Edited by Elena Filipovic, Marieke van Hal, and Solveig Øvstebø.
Official launch at Art Basel Miami Beach, 5 December 2010. Public dialogue with Ute Meta Bauer at the Art Salon.
Texts by Donald Preziosi, Marian Pastor Roces, Caroline A. Jones, Lawrence Alloway, Thomas McEvilley, Rafal Niemojewski, Simon Sheikh, Carlos Basualdo, John Clark, Daniel Buren, Michael Brenson, Paul O’Neill, Federica Martini, Vittoria Martini, Raqs Media Collective, Maria Hlavajova, Ranjit Hoskote, Gerardo Mosquera, Marieke van Hal, Solveig Øvstebø, Elena Filipovic, Bruce W. Ferguson, Milena M. Hoegsberg, Jan Verwoert, Charlotte Bydler, Okwui Enwezor, George Baker, Yakouba Konaté, Vinicius Spricigo, Sabine Marschall, Oliver Marchart.

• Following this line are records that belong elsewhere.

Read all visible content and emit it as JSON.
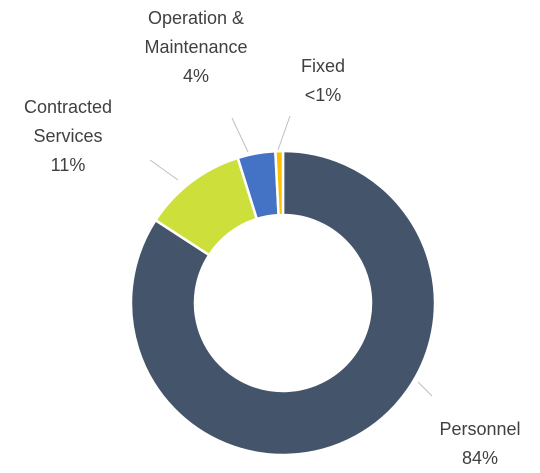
{
  "chart_data": {
    "type": "donut",
    "categories": [
      "Personnel",
      "Contracted Services",
      "Operation & Maintenance",
      "Fixed"
    ],
    "values": [
      84,
      11,
      4,
      0.8
    ],
    "value_labels": [
      "84%",
      "11%",
      "4%",
      "<1%"
    ],
    "colors": [
      "#44546a",
      "#cddf3b",
      "#4472c4",
      "#ffc000"
    ]
  }
}
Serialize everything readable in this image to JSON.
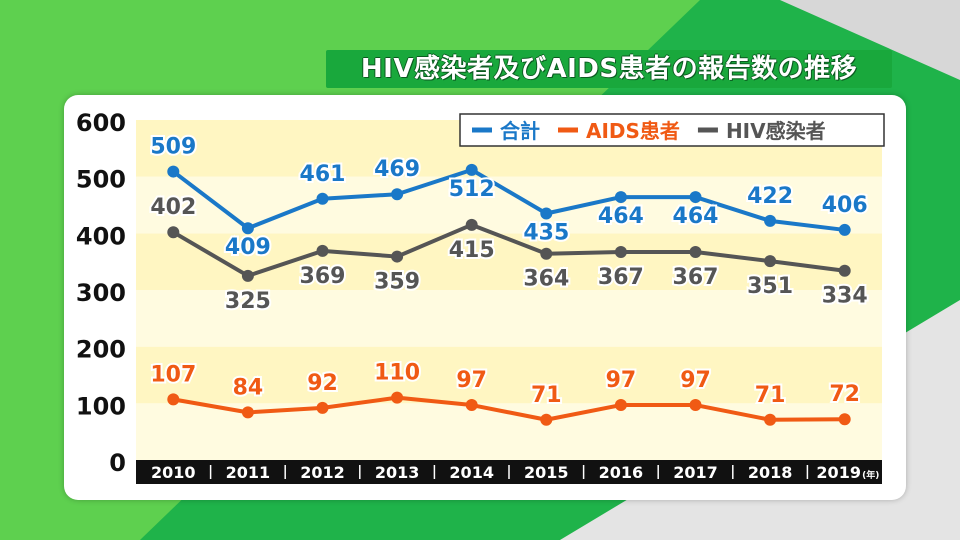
{
  "title": "HIV感染者及びAIDS患者の報告数の推移",
  "chart_data": {
    "type": "line",
    "categories": [
      "2010",
      "2011",
      "2012",
      "2013",
      "2014",
      "2015",
      "2016",
      "2017",
      "2018",
      "2019"
    ],
    "x_unit": "(年)",
    "ylim": [
      0,
      600
    ],
    "yticks": [
      "0",
      "100",
      "200",
      "300",
      "400",
      "500",
      "600"
    ],
    "legend_position": "top-right",
    "series": [
      {
        "name": "合計",
        "color": "#1a78c8",
        "values": [
          509,
          409,
          461,
          469,
          512,
          435,
          464,
          464,
          422,
          406
        ]
      },
      {
        "name": "AIDS患者",
        "color": "#f05a14",
        "values": [
          107,
          84,
          92,
          110,
          97,
          71,
          97,
          97,
          71,
          72
        ]
      },
      {
        "name": "HIV感染者",
        "color": "#555555",
        "values": [
          402,
          325,
          369,
          359,
          415,
          364,
          367,
          367,
          351,
          334
        ]
      }
    ]
  }
}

This anthology on the global biennial phenomenon includes seminal republished texts collected from around the world as well as newly commissioned contributions from the leading scholars, curators, critics, and thinkers of biennials today.

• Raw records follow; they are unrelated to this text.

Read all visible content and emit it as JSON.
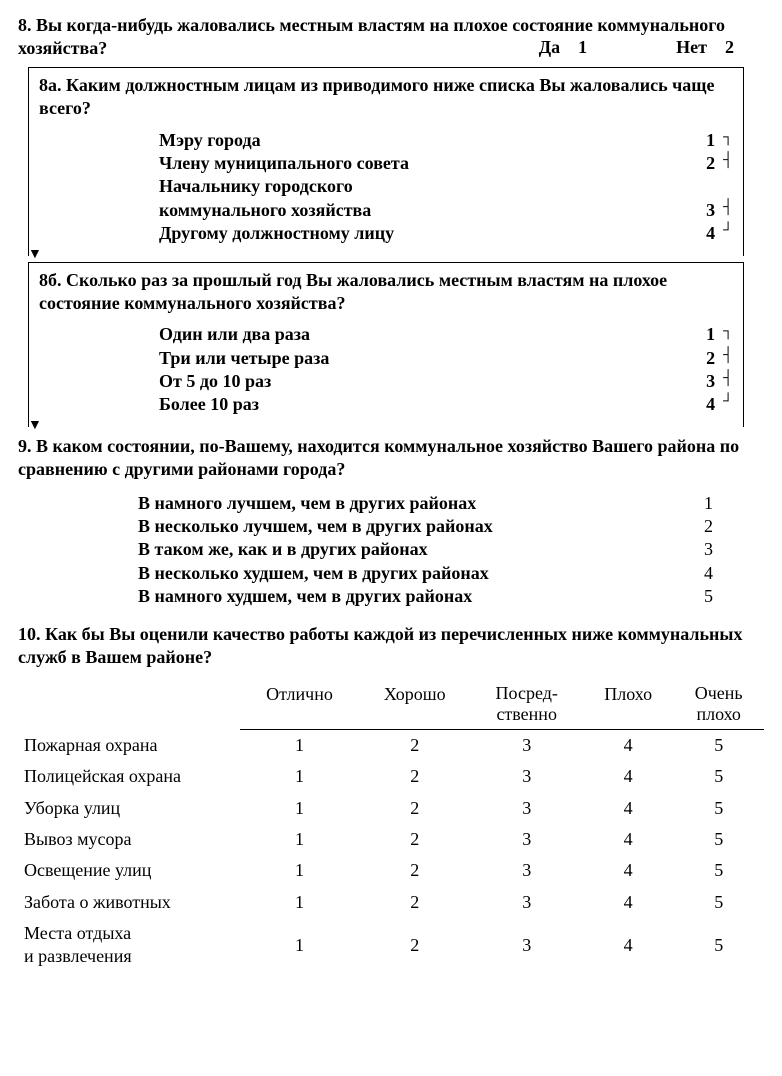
{
  "q8": {
    "text": "8. Вы когда-нибудь жаловались местным властям на плохое состояние коммунального хозяйства?",
    "yes_label": "Да",
    "yes_code": "1",
    "no_label": "Нет",
    "no_code": "2"
  },
  "q8a": {
    "text": "8а. Каким должностным лицам из приводимого ниже списка Вы жаловались чаще всего?",
    "options": [
      {
        "label": "Мэру города",
        "code": "1"
      },
      {
        "label": "Члену муниципального совета",
        "code": "2"
      },
      {
        "label_line1": "Начальнику городского",
        "label_line2": "коммунального хозяйства",
        "code": "3"
      },
      {
        "label": "Другому должностному лицу",
        "code": "4"
      }
    ]
  },
  "q8b": {
    "text": "8б. Сколько раз за прошлый год Вы жаловались местным властям на плохое состояние коммунального хозяйства?",
    "options": [
      {
        "label": "Один или два раза",
        "code": "1"
      },
      {
        "label": "Три или четыре раза",
        "code": "2"
      },
      {
        "label": "От 5 до 10 раз",
        "code": "3"
      },
      {
        "label": "Более 10 раз",
        "code": "4"
      }
    ]
  },
  "q9": {
    "text": "9. В каком состоянии, по-Вашему, находится коммунальное хозяйство Вашего района по сравнению с другими районами города?",
    "options": [
      {
        "label": "В намного лучшем, чем в других районах",
        "code": "1"
      },
      {
        "label": "В несколько лучшем, чем в других районах",
        "code": "2"
      },
      {
        "label": "В таком же, как и в других районах",
        "code": "3"
      },
      {
        "label": "В несколько худшем, чем в других районах",
        "code": "4"
      },
      {
        "label": "В намного худшем, чем в других районах",
        "code": "5"
      }
    ]
  },
  "q10": {
    "text": "10. Как бы Вы оценили качество работы каждой из перечисленных ниже коммунальных служб в Вашем районе?",
    "columns": [
      "Отлично",
      "Хорошо",
      "Посред-\nственно",
      "Плохо",
      "Очень\nплохо"
    ],
    "rows": [
      {
        "label": "Пожарная охрана",
        "values": [
          "1",
          "2",
          "3",
          "4",
          "5"
        ]
      },
      {
        "label": "Полицейская охрана",
        "values": [
          "1",
          "2",
          "3",
          "4",
          "5"
        ]
      },
      {
        "label": "Уборка улиц",
        "values": [
          "1",
          "2",
          "3",
          "4",
          "5"
        ]
      },
      {
        "label": "Вывоз мусора",
        "values": [
          "1",
          "2",
          "3",
          "4",
          "5"
        ]
      },
      {
        "label": "Освещение улиц",
        "values": [
          "1",
          "2",
          "3",
          "4",
          "5"
        ]
      },
      {
        "label": "Забота о животных",
        "values": [
          "1",
          "2",
          "3",
          "4",
          "5"
        ]
      },
      {
        "label": "Места отдыха\nи развлечения",
        "values": [
          "1",
          "2",
          "3",
          "4",
          "5"
        ]
      }
    ]
  }
}
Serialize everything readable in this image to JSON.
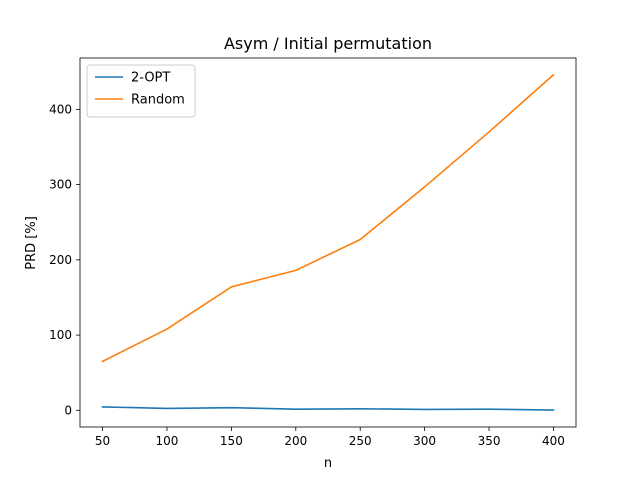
{
  "chart_data": {
    "type": "line",
    "title": "Asym / Initial permutation",
    "xlabel": "n",
    "ylabel": "PRD [%]",
    "x": [
      50,
      100,
      150,
      200,
      250,
      300,
      350,
      400
    ],
    "xticks": [
      "50",
      "100",
      "150",
      "200",
      "250",
      "300",
      "350",
      "400"
    ],
    "yticks": [
      "0",
      "100",
      "200",
      "300",
      "400"
    ],
    "xlim": [
      32.5,
      417.5
    ],
    "ylim": [
      -22.2,
      468.3
    ],
    "grid": false,
    "legend_position": "top-left",
    "series": [
      {
        "name": "2-OPT",
        "color": "#1f77b4",
        "values": [
          4.5,
          2.5,
          3.5,
          1.5,
          2.0,
          1.2,
          1.5,
          0.3
        ]
      },
      {
        "name": "Random",
        "color": "#ff7f0e",
        "values": [
          65,
          108,
          164,
          186,
          227,
          297,
          370,
          446
        ]
      }
    ]
  }
}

By tracing the genealogy of the perennial exhibition format (understood here as including not only biennials but also other recurrent exhibitions such as triennials and quadrennials), and by examining some of the most emblematic examples of the twentieth and twenty-first centuries—from the Biennials in Venice to Johannesburg, Havana to Gwangju, and from Documenta to Manifesta—this collection reads the artistic, theoretical, political, and other ambitions of such large-scale exhibition projects against the grain of their resulting exhibitions.

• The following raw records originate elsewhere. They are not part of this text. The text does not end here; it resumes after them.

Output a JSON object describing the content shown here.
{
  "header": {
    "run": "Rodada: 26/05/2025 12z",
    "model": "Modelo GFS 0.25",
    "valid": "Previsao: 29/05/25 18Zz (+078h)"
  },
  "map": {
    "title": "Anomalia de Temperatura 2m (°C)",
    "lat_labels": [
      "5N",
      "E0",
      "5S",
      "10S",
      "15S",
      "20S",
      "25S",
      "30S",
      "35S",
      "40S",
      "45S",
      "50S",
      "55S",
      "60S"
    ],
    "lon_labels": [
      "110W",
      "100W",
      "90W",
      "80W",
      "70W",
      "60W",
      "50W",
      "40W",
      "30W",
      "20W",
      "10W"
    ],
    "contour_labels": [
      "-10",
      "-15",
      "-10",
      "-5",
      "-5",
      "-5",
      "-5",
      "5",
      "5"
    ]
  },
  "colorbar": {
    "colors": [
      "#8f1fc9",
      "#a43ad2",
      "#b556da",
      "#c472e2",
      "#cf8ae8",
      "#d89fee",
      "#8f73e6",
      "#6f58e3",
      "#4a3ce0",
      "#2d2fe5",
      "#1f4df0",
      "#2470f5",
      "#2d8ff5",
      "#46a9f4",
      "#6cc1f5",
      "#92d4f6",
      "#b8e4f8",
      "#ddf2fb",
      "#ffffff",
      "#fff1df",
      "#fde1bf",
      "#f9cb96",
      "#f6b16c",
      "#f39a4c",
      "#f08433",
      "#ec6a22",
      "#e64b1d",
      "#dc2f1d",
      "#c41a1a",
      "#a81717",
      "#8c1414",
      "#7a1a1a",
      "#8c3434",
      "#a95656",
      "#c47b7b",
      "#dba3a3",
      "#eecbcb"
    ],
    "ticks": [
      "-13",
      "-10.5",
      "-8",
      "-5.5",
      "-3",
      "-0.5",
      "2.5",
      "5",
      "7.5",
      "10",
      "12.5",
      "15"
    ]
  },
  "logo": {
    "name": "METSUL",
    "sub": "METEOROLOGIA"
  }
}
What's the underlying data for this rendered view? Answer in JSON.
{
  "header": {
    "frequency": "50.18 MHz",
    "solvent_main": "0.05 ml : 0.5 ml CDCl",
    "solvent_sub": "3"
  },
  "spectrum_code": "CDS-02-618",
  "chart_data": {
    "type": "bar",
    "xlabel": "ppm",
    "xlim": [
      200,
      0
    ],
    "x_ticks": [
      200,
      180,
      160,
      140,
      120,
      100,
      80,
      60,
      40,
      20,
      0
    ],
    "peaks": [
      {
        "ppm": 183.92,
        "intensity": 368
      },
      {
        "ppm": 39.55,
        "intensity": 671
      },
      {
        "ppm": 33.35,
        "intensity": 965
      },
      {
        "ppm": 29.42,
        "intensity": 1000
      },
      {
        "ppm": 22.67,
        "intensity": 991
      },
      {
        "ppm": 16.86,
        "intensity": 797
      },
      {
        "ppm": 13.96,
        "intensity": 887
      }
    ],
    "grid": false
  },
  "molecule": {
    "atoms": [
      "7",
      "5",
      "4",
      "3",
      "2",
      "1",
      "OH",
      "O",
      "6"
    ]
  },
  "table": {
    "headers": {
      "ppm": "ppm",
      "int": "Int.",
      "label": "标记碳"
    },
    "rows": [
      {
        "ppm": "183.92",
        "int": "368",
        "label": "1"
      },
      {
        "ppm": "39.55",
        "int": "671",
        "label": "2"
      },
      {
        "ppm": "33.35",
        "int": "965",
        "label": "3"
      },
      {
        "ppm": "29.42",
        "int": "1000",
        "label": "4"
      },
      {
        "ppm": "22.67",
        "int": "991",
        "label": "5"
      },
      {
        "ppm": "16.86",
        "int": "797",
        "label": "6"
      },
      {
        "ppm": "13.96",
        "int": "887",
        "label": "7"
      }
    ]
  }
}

Poised to be a vital resource, The Biennial Reader reflects on the past, promise, and future of these exhibitions and argues for a new history of art to be written alongside their analysis. In the process, this “reader” of essays explores the perennial exhibition and the global hegemonic shifts that made them possible as well as their impact on contemporary art, curating, culture, and art institutions writ large.